2019 - 2020 Back

  • Date : 2019-10-23

    Time : 19:00 - 21:00

    Speaker : Mr. Mike Chinoy

    Affiliation : Hong Kong America Center & Universities Service Center for China Studies

    Venue : Lecture Theatre 3, Lee Shau Kee Building, CUHK

Assignment China

The Hong Kong-America Center is organizing a film screening series “Assignment China”. The second session will screen the documentary “China Watching” produced and directed by Mike Chinoy.

Date: 23 October 2019 (Wed)
Time: 7 - 9 PM
Venue: Lecture Theatre 3, Lee Shau Kee Building, CUHK
Language: English
Post-screening Q&A with Mike Chinoy.

About the Film Series
From the barriers of language, culture and politics, to the logistical challenges of war, revolution, isolation, internal upheaval, government restrictions and changing technology, covering China has been one of the most difficult of journalistic assignments.
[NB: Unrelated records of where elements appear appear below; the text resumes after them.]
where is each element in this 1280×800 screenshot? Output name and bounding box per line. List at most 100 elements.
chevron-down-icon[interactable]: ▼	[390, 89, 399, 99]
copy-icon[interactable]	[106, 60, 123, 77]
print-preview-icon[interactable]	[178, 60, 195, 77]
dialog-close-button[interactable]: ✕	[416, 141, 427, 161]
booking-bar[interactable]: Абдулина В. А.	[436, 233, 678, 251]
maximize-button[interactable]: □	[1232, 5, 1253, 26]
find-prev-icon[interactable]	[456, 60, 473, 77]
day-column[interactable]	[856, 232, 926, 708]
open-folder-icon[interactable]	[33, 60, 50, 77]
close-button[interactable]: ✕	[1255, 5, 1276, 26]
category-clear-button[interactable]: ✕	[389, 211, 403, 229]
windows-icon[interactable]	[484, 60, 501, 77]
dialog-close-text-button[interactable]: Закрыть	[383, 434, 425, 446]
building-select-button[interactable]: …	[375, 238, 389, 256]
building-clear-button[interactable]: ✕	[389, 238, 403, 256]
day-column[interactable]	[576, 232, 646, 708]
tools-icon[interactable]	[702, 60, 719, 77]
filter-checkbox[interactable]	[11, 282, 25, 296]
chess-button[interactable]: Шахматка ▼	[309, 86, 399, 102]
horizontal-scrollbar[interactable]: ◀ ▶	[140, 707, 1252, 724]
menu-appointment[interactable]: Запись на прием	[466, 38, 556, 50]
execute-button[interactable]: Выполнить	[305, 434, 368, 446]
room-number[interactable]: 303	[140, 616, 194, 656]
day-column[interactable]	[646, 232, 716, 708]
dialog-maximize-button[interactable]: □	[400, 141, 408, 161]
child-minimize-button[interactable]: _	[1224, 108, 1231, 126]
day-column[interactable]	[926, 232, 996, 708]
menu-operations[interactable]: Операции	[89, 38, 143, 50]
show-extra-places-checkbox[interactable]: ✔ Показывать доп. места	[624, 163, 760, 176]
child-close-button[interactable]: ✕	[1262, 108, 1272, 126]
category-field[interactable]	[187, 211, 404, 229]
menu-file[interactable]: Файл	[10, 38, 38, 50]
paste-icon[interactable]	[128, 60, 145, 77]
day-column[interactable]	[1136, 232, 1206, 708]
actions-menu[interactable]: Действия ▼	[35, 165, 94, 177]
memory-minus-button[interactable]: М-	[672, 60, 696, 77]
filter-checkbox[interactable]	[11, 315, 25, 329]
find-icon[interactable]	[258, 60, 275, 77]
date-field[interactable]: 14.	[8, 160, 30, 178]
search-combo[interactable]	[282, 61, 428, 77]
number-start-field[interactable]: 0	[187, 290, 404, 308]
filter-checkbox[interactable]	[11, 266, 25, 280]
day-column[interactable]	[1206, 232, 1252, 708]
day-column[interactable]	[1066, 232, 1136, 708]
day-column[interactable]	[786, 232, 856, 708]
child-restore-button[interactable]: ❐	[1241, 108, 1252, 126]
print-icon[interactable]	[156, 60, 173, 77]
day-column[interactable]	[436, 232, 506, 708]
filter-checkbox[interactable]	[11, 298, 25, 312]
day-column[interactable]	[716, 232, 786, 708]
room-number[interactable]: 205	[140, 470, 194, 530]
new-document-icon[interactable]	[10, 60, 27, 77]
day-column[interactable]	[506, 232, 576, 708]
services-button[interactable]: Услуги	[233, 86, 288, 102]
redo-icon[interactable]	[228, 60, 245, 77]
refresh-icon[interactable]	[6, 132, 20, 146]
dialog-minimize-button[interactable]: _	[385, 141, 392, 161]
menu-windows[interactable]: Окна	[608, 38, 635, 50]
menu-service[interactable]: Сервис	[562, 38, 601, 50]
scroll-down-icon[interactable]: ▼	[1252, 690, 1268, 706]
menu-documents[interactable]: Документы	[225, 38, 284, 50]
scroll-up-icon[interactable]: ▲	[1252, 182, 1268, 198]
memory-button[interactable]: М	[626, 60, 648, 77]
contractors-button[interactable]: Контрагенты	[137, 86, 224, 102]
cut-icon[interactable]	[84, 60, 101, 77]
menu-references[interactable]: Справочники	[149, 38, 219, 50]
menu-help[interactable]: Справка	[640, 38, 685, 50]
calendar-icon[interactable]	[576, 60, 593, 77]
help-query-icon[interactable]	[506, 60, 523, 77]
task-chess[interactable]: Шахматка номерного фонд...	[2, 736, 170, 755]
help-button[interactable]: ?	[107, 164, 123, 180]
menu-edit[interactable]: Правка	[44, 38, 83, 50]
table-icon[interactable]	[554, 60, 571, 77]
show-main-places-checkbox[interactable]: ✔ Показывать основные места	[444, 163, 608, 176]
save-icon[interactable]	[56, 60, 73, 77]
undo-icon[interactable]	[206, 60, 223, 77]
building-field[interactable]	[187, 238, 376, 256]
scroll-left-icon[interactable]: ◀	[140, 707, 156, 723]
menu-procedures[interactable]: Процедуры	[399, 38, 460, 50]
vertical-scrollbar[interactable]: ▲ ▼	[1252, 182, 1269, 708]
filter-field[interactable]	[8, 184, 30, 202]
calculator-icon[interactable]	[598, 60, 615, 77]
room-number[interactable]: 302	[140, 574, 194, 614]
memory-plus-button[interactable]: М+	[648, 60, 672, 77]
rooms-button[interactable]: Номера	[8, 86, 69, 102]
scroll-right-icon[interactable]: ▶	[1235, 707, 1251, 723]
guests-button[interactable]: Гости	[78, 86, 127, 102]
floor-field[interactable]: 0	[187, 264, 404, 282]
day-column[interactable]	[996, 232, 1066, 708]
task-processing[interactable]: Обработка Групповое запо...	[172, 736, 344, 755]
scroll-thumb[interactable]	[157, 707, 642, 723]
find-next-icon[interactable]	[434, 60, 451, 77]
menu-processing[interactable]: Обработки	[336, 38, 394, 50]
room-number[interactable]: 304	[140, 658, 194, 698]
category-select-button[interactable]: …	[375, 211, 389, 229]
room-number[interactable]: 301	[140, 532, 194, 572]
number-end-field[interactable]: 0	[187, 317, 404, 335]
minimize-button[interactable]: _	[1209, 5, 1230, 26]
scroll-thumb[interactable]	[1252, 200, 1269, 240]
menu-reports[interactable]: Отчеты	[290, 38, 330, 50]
It’s also one of the most important. For decades, what American and Western correspondents have reported about China has profoundly influenced international views of the country, and the policies of many Westerns governments.

To explore this issue, the U.S.-China Institute at the University of Southern California produced a 12-part documentary film series for on the history of American correspondents in China from 1945 to the present day. Written and narrated by former CNN Beijing Bureau Chief and Senior Asia Correspondent Mike Chinoy, Assignment China is a vivid introduction to 70 years of political, economic and social change through the eye of the reporters who covered the country.

Mike Chinoy

Mike Chinoy was a foreign correspondent for more than 30 years. He served as CNN’s bureau chief in Beijing and Hong Kong, and as Senior Asia Correspondent. After leaving CNN, he was a Senior fellow the Pacific Council on International Policy in Los Angeles. He is currently a Non-Resident Senior fellow at the University of Southern California’s US-China Institute.
He has written four books - China Live: People Power and the Television Revolution (1999), Meltdown: The Inside Story of the North Korean Nuclear Crisis (2008), The Last POW (2014) and the forthcoming Are You With Me? Kevin Boyle and the Rise of the Human Rights Movement.

China Watching ( Oct 23 )
China Watching is the term used to describe how reporters, diplomats, and others sought to understand China during a time when they were unable to visit the country. After Mao Zedong and the Chinese Communist came to power on October 1, 1949 most American journalists and others working for U.S. news organizations left China. The U.S. did not recognize the new government, U.S. diplomatic posts were closed and China generally did not welcome journalists from western countries. Over the next two decades, few journalists were able to report from inside China for U.S. news organizations. Those who did get in, by virtue of not being U.S. citizens or through special invitation, were closely monitored. Most American reporting, however, on China was done from the “listening post” of Hong Kong, which, well before it became Asia’s business center, was the world’s most important location for trying to understand developments in mainland China.